The Florida House approved a bill in February that would have accelerated the foreclosure process, especially for homes already deemed vacant. But the bill died in the state senate before the legislative session ended last week.
More than 166,000 mortgages guaranteed by Fannie Mae and Freddie Mac spent more than one year without a payment in Florida, according to Federal Housing Finance Agency data released Monday.
The next closest state, Illinois, totals 41,000 GSE-backed home loans more than 365 days delinquent.
The Florida share represents about 30% of the more than 568,000 year-long delinquent loans on Fannie and Freddie books as of Dec. 31.
Another 1.1 million GSE mortgages were delinquent more than 90 days. Of these roughly 230,000 were in Florida.
The court system in the Sunshine State is overrun with a backlog of cases. There are 368,000 pending cases statewide.
The bill was controversial. Homeowner advocates claimed the bill shrank the amount of time a homeowner could build a defense in a foreclosure case. Economists liked it because the bill could have reduced the 676-day average foreclosure timeline in the state. HousingWire broke down the pros and cons of the package earlier in the month.
Meanwhile, still struggling home prices are heaping losses onto Fannie and Freddie. The GSEs owe the Treasury Department more than $150 billion in bailouts.
Alfred Pollard, general counsel for the FHFA, said policies states and municipalities pass that delay the foreclosure process either through extended mediation or other procedures only cost neighbors in the end.
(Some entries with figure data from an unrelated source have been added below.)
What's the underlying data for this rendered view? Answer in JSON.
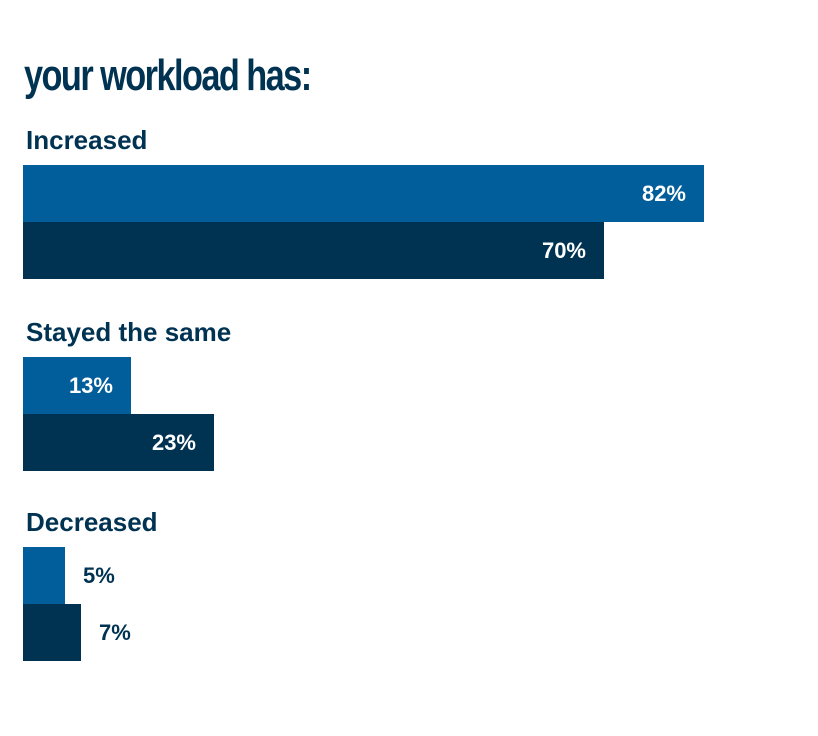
{
  "chart_data": {
    "type": "bar",
    "orientation": "horizontal",
    "title": "your workload has:",
    "categories": [
      "Increased",
      "Stayed the same",
      "Decreased"
    ],
    "series": [
      {
        "color": "#015e9b",
        "values": [
          82,
          13,
          5
        ],
        "labels": [
          "82%",
          "13%",
          "5%"
        ]
      },
      {
        "color": "#003252",
        "values": [
          70,
          23,
          7
        ],
        "labels": [
          "70%",
          "23%",
          "7%"
        ]
      }
    ],
    "xlim": [
      0,
      100
    ],
    "grid": false,
    "legend": "none"
  },
  "colors": {
    "text": "#003252",
    "series_1": "#015e9b",
    "series_2": "#003252",
    "background": "#ffffff"
  }
}
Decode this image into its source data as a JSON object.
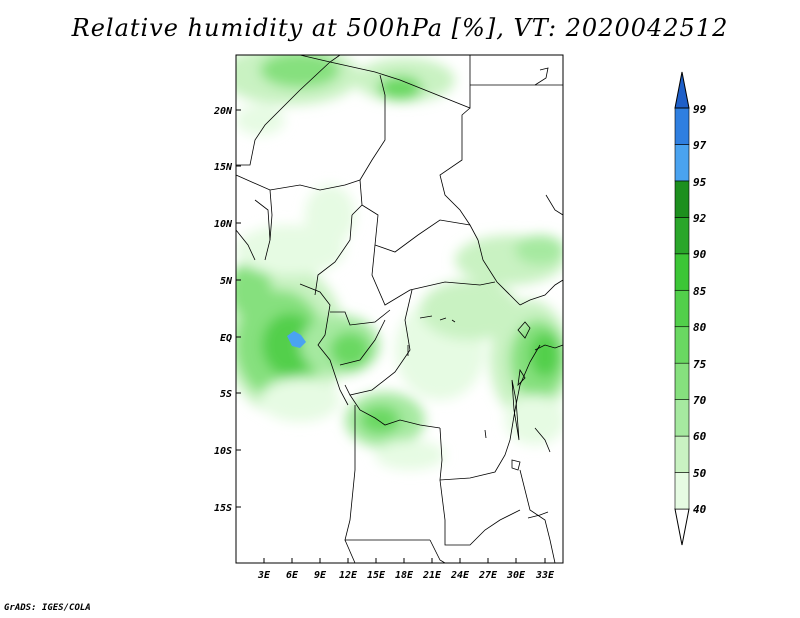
{
  "title": "Relative humidity at 500hPa [%], VT: 2020042512",
  "credit": "GrADS: IGES/COLA",
  "map": {
    "lat_labels": [
      "20N",
      "15N",
      "10N",
      "5N",
      "EQ",
      "5S",
      "10S",
      "15S"
    ],
    "lon_labels": [
      "3E",
      "6E",
      "9E",
      "12E",
      "15E",
      "18E",
      "21E",
      "24E",
      "27E",
      "30E",
      "33E"
    ]
  },
  "colorbar": {
    "levels": [
      "40",
      "50",
      "60",
      "70",
      "75",
      "80",
      "85",
      "90",
      "92",
      "95",
      "97",
      "99"
    ],
    "colors": [
      "#e6fbe3",
      "#c9f2c2",
      "#a6e9a0",
      "#86e07e",
      "#6ad862",
      "#52cf4b",
      "#3cc636",
      "#2aa62a",
      "#1d8f1e",
      "#4aa3f0",
      "#2f7fe0",
      "#1e5fc8"
    ]
  }
}
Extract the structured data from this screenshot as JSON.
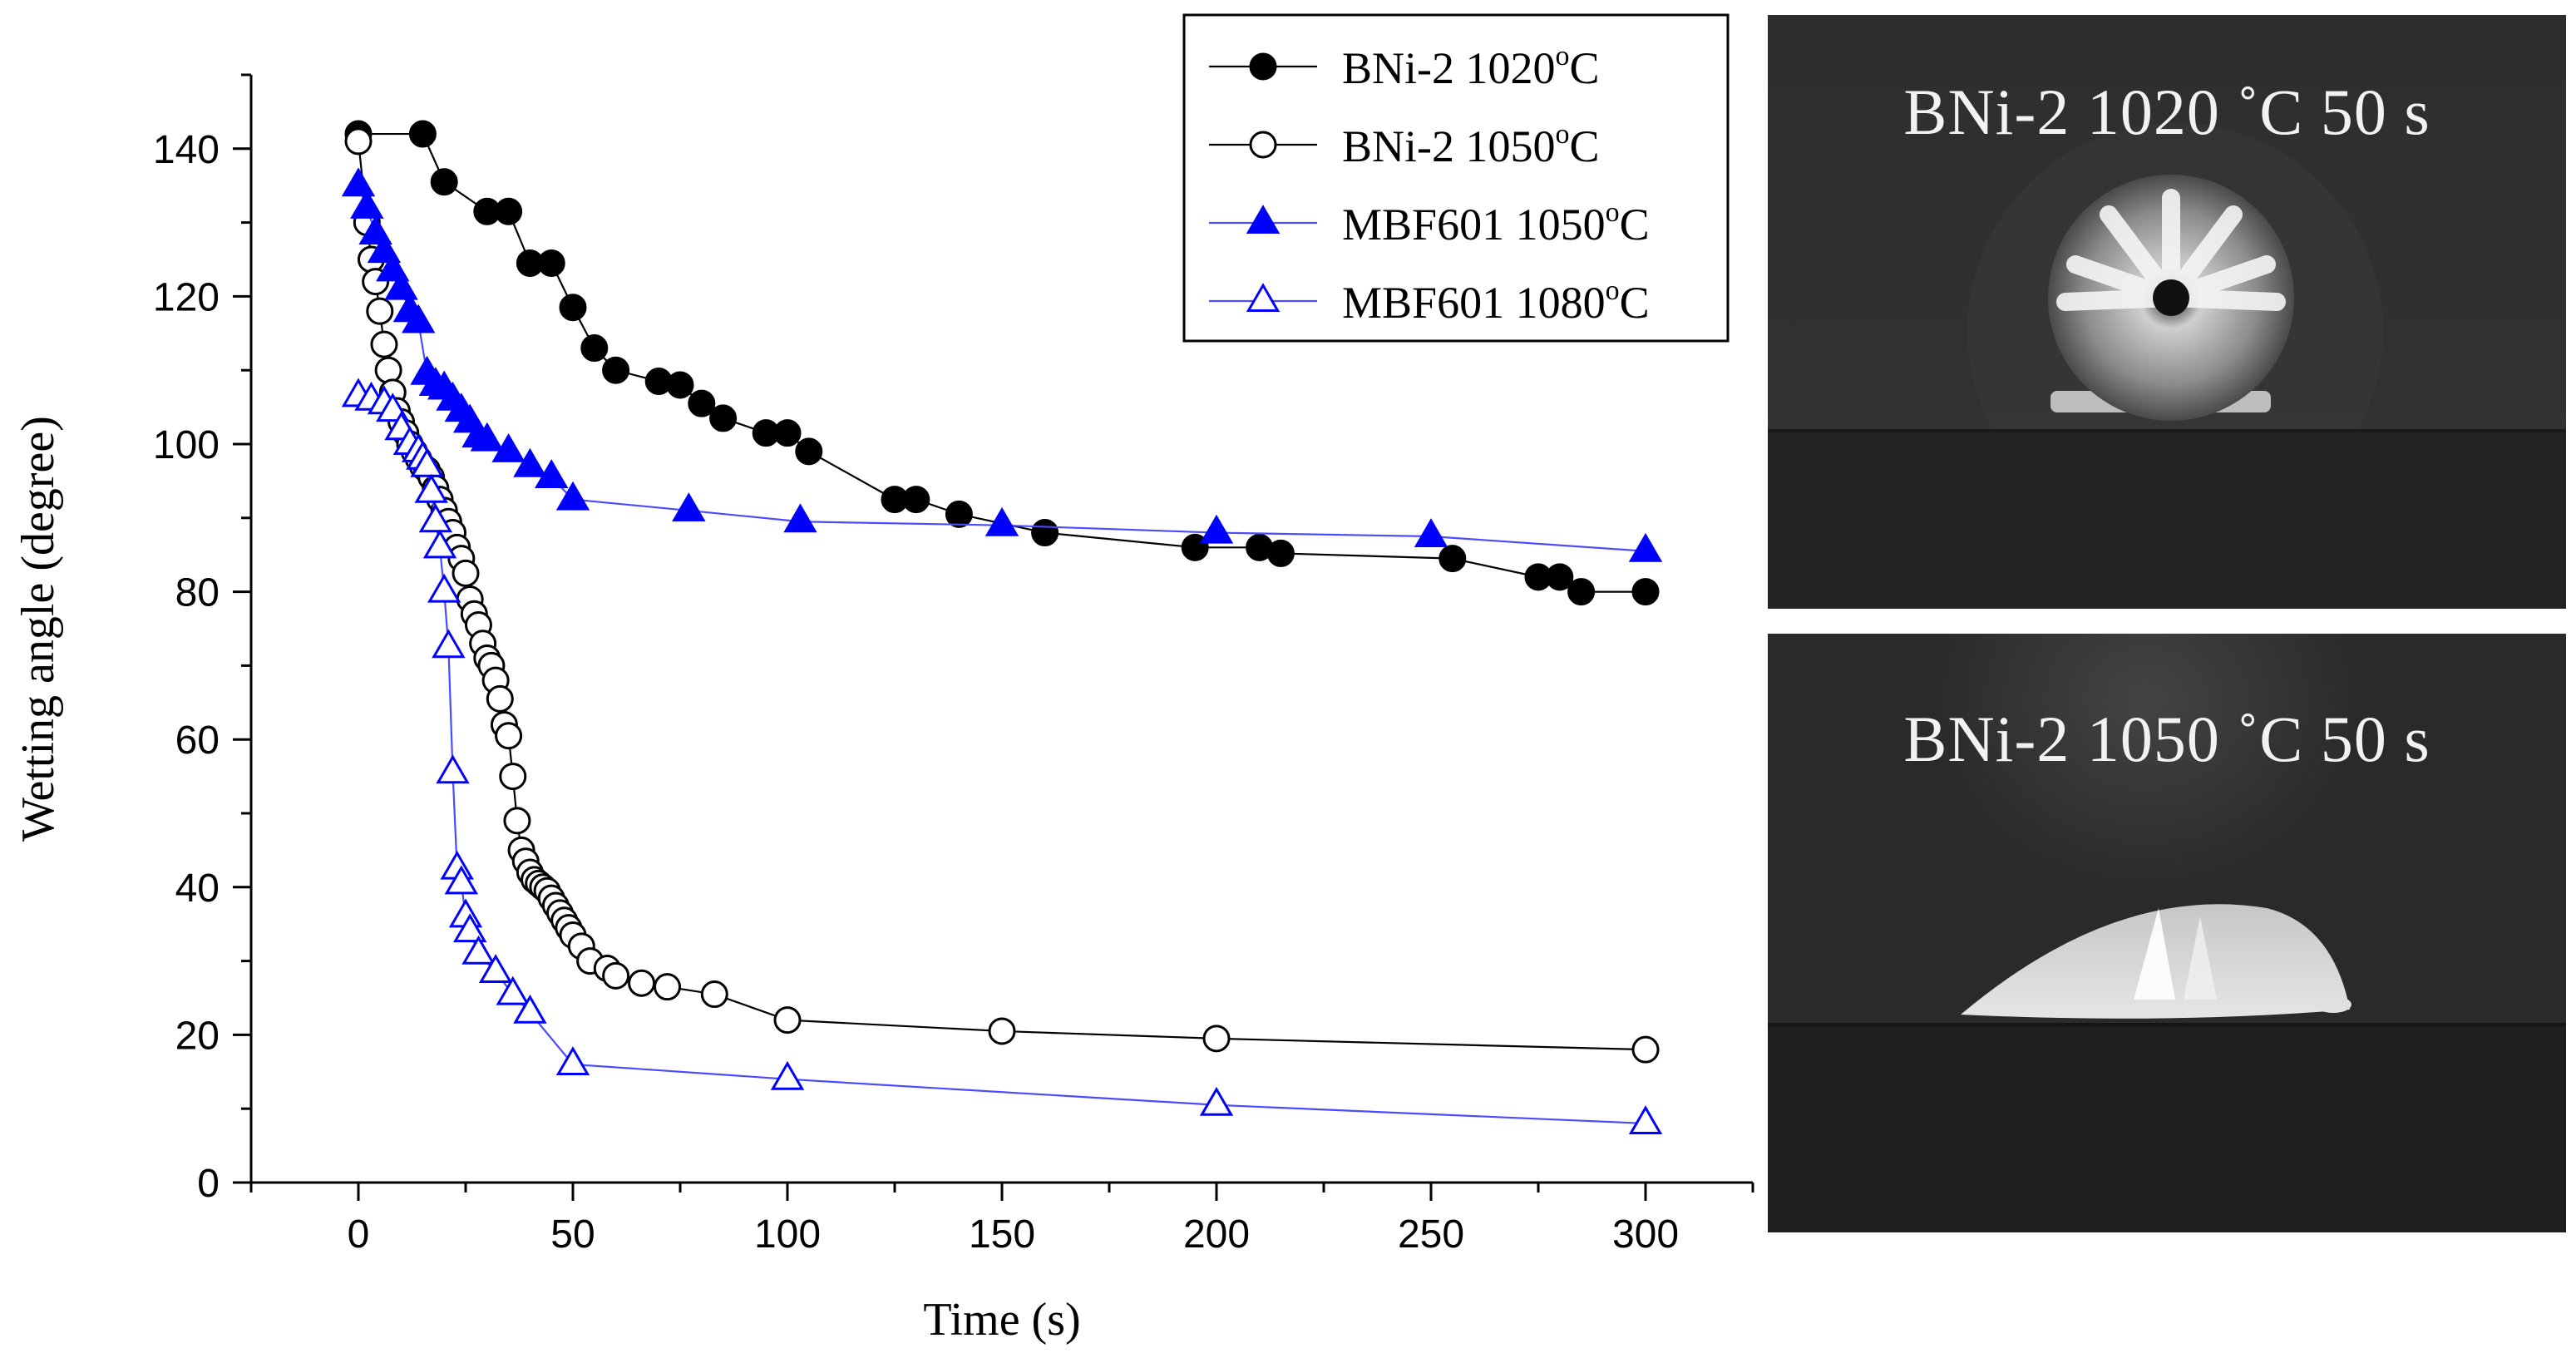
{
  "chart_data": {
    "type": "line",
    "xlabel": "Time (s)",
    "ylabel": "Wetting angle (degree)",
    "xlim": [
      -25,
      325
    ],
    "ylim": [
      0,
      150
    ],
    "xticks": [
      0,
      50,
      100,
      150,
      200,
      250,
      300
    ],
    "yticks": [
      0,
      20,
      40,
      60,
      80,
      100,
      120,
      140
    ],
    "legend_position": "top-right",
    "series": [
      {
        "name": "BNi-2 1020°C",
        "label_base": "BNi-2 1020",
        "label_sup": "o",
        "label_unit": "C",
        "marker": "circle",
        "filled": true,
        "color": "#000000",
        "line_color": "#000000",
        "x": [
          0,
          15,
          20,
          30,
          35,
          40,
          45,
          50,
          55,
          60,
          70,
          75,
          80,
          85,
          95,
          100,
          105,
          125,
          130,
          140,
          160,
          195,
          210,
          215,
          255,
          275,
          280,
          285,
          300
        ],
        "y": [
          142,
          142,
          135.5,
          131.5,
          131.5,
          124.5,
          124.5,
          118.5,
          113,
          110,
          108.5,
          108,
          105.5,
          103.5,
          101.5,
          101.5,
          99,
          92.5,
          92.5,
          90.5,
          88,
          86,
          86,
          85.2,
          84.5,
          82,
          82,
          80,
          80
        ]
      },
      {
        "name": "BNi-2 1050°C",
        "label_base": "BNi-2 1050",
        "label_sup": "o",
        "label_unit": "C",
        "marker": "circle",
        "filled": false,
        "color": "#000000",
        "line_color": "#000000",
        "x": [
          0,
          2,
          3,
          4,
          5,
          6,
          7,
          8,
          9,
          10,
          11,
          12,
          13,
          14,
          15,
          16,
          17,
          18,
          19,
          20,
          21,
          22,
          23,
          24,
          25,
          26,
          27,
          28,
          29,
          30,
          31,
          32,
          33,
          34,
          35,
          36,
          37,
          38,
          39,
          40,
          41,
          42,
          43,
          44,
          45,
          46,
          47,
          48,
          49,
          50,
          52,
          54,
          58,
          60,
          66,
          72,
          83,
          100,
          150,
          200,
          300
        ],
        "y": [
          141,
          130,
          125,
          122,
          118,
          113.5,
          110,
          107,
          104.5,
          103,
          101.5,
          100,
          99,
          98,
          97,
          96.5,
          95.5,
          94,
          92.5,
          91,
          89.5,
          88,
          86,
          84.5,
          82.5,
          79,
          77,
          75.5,
          73,
          71,
          70,
          68,
          65.5,
          62,
          60.5,
          55,
          49,
          45,
          43.5,
          42,
          41,
          40.5,
          40,
          39.5,
          38.5,
          37.5,
          36.5,
          35.5,
          34.5,
          33.5,
          32,
          30,
          29,
          28,
          27,
          26.5,
          25.5,
          22,
          20.5,
          19.5,
          18
        ]
      },
      {
        "name": "MBF601 1050°C",
        "label_base": "MBF601 1050",
        "label_sup": "o",
        "label_unit": "C",
        "marker": "triangle",
        "filled": true,
        "color": "#0000ff",
        "line_color": "#4a4aff",
        "x": [
          0,
          2,
          4,
          6,
          8,
          10,
          12,
          14,
          16,
          18,
          20,
          22,
          24,
          26,
          28,
          30,
          35,
          40,
          45,
          50,
          77,
          103,
          150,
          200,
          250,
          300
        ],
        "y": [
          135,
          132,
          128.5,
          126,
          123.5,
          121,
          118,
          116.5,
          109.5,
          108,
          107.5,
          106,
          104.5,
          103,
          101,
          100.5,
          99,
          97,
          95.5,
          92.5,
          91,
          89.5,
          89,
          88,
          87.5,
          85.5
        ]
      },
      {
        "name": "MBF601 1080°C",
        "label_base": "MBF601 1080",
        "label_sup": "o",
        "label_unit": "C",
        "marker": "triangle",
        "filled": false,
        "color": "#0000ff",
        "line_color": "#4a4aff",
        "x": [
          0,
          3,
          6,
          8,
          10,
          12,
          14,
          15,
          16,
          17,
          18,
          19,
          20,
          21,
          22,
          23,
          24,
          25,
          26,
          28,
          32,
          36,
          40,
          50,
          100,
          200,
          300
        ],
        "y": [
          106.5,
          106,
          105.5,
          104.5,
          102,
          100,
          99,
          98,
          97,
          93.5,
          89.5,
          86,
          80,
          72.5,
          55.5,
          42.5,
          40.5,
          36,
          34,
          31,
          28.5,
          25.5,
          23,
          16,
          14,
          10.5,
          8
        ]
      }
    ]
  },
  "photos": [
    {
      "label": "BNi-2 1020 ˚C 50 s"
    },
    {
      "label": "BNi-2 1050 ˚C 50 s"
    }
  ]
}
“It would be very valuable for states and localities to pause in their passage of rules that may create impediments to smooth foreclosures and to review the balance between homeowner protections and the movement to efficient and professionally-undertaken foreclosures,” Pollard said at a House panel Monday. “Simply permitting homeowners to stay in their homes for five or six hundred days or longer while not paying their mortgages, costs neighborhoods, costs lenders and, ultimately, costs taxpayers and future borrowers.”